The Interior Ministry referred us to the Aliens Police, which stated that it is not entitled to issue such data and referred back to the Interior Ministry, namely, the Asylum and Migration Policy Department. "Once again, I have verified who is entitled to publish the data you require and I have actually confirmed that it is the Asylum and Migration Policy Department of the Interior Ministry," Aliens Police spokesperson Renata Grecmanová told at the beginning of May.

Czech politicians constantly repeat claims of "many" Romani refugees from Ukraine with Hungarian passports

One of the first pieces of misinformation about the allegedly large number of Romani refugees with Hungarian passports came from the Regional Governor of South Moravia, Jan Grolich, who even claimed  the Roma were coming from Hungary instead of from Ukraine. Later, the Moravian-Silesian Regional Governor Ivo Vondrák (ANO) added his false accusations that Romani refugees were committing theft, while Mayor of Prague Zdeněk Hřib justified the different approach taken toward Romani refugees by alleging they held Hungarian citizenship.

Interior Minister Vít Rakušan has repeatedly mentioned the claim that an allegedly large number of Romani refugees from Ukraine hold a Hungarian passport. For example, at a press conference on 10 May, he said Romani refugees from Ukraine "often" have dual citizenship and are therefore not entitled to aid as refugees in the Czech Republic if they are citizens of Hungary.

Hungarian passports as a source of conflicts

Since the beginning of 2011, Hungary has enabled anybody living anywhere who can prove direct Hungarian ancestry and who has at least a basic knowledge of the Hungarian language to obtain citizenship. As of 2017, Hungary had issued a million such passports. 

Such citizenship was mostly acquired by inhabitants of countries neighboring Hungary, i.e., Romania, Serbia, Slovakia and Ukraine.

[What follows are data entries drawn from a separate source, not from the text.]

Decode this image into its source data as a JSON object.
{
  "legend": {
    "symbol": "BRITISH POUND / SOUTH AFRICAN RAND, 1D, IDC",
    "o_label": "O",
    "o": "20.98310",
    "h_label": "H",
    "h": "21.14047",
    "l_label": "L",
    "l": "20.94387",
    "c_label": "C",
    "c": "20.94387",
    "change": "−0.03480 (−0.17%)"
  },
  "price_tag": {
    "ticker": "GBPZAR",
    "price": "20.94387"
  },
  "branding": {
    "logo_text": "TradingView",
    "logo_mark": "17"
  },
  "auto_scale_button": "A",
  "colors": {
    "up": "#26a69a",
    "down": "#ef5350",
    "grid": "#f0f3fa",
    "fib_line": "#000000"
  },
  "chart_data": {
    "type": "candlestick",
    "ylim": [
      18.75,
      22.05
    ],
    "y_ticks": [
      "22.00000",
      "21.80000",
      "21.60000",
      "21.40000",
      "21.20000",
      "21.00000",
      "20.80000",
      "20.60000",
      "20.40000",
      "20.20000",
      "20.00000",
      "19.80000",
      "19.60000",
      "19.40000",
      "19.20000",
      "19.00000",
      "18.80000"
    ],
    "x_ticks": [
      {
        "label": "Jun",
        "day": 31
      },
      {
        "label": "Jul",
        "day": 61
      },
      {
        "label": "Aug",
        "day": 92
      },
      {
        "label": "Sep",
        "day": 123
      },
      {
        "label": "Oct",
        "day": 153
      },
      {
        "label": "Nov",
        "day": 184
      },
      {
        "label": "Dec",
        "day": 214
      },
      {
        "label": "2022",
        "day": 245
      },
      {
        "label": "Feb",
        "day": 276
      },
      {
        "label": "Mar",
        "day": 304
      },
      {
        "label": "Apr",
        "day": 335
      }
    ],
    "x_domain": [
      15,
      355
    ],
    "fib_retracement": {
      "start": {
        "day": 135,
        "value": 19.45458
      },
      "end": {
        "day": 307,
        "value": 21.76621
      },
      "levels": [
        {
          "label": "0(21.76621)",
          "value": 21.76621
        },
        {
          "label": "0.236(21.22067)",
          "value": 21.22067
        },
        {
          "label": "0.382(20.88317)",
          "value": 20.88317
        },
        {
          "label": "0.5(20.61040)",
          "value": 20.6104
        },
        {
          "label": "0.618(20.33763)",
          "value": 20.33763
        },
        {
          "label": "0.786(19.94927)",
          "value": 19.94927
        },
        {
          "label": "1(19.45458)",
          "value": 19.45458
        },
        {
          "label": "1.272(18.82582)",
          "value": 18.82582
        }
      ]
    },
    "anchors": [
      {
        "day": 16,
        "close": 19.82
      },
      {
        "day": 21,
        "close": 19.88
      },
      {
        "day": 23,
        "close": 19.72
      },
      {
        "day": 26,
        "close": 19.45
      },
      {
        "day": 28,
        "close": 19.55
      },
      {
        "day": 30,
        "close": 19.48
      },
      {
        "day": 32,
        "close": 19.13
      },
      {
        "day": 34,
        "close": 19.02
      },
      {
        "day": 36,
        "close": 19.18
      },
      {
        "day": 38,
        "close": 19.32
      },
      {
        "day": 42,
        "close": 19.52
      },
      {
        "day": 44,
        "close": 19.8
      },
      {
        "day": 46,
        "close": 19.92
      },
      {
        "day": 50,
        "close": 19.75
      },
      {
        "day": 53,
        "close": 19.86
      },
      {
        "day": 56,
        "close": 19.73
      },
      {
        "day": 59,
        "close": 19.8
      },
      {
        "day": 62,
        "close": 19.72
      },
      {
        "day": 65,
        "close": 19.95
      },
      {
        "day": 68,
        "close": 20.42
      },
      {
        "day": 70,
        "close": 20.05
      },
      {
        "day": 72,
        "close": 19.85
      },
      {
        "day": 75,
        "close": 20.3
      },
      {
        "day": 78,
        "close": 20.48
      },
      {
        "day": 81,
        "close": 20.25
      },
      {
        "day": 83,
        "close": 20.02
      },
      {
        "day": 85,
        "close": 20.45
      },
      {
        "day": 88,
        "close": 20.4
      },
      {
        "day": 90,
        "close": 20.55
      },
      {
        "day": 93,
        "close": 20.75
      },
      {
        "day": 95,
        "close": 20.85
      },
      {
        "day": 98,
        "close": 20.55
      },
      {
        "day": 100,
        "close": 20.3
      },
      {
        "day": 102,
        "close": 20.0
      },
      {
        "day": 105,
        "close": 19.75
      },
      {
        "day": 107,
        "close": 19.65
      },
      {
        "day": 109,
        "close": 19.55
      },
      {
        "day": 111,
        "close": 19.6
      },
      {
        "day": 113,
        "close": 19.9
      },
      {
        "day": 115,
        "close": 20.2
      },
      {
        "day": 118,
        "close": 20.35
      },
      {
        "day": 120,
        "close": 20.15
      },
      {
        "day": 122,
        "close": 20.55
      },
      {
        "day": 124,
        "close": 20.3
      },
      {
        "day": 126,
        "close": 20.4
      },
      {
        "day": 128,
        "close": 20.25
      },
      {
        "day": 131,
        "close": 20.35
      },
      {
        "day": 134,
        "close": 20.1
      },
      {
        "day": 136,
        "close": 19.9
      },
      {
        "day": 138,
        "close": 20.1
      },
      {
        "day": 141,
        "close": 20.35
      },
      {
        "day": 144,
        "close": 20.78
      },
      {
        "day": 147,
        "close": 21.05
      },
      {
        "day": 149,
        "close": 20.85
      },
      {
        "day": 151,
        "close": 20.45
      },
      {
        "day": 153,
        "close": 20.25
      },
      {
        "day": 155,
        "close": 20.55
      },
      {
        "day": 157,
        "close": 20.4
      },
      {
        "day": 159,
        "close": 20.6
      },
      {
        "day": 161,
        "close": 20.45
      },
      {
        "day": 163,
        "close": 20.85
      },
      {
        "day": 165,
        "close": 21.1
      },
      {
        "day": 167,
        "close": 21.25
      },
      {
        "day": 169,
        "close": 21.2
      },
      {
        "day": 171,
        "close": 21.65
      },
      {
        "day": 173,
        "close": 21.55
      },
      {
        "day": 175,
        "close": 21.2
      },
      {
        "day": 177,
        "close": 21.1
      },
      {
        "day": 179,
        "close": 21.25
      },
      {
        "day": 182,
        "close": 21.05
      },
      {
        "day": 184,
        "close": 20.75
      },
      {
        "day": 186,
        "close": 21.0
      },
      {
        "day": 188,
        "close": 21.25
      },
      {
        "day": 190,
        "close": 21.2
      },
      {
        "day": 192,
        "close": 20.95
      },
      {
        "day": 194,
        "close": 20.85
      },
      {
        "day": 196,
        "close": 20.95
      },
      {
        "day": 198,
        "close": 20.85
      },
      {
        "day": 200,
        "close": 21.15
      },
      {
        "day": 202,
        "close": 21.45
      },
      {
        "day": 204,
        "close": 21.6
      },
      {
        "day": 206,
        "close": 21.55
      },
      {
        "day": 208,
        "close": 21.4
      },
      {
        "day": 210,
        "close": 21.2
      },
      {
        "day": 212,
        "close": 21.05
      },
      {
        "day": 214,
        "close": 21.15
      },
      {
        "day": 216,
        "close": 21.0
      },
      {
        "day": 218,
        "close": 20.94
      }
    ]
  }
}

Hungarian Prime Minister Viktor Orbán distributed these passports for a reason that is simple. 

Creating new voters for the Hungarian electorate was the PM's motivation. At the same time, this step caused tensions between Hungary and its neighbors. 

Slovakia, for example, responded by adopting the norm that citizens who acquire a second citizenship will lose their Slovak citizenship. Conflicts due to passports also arose between Hungary and Ukraine. 

In October 2018, Ukraine expelled the Hungarian consul due to the distribution of Hungarian passports to its nationals. Passports in Ukraine were distributed mainly in the city of Berehovo (Beregszasz), which ethnic Hungarians in the Transcarpathian Region consider to be their center. 

There are about 150 000 ethnic Hungarians in that region. Their leaders complain of discrimination against their culture and language by the Ukrainian authorities and, of course, Orbán's passport policy added fuel to the fire.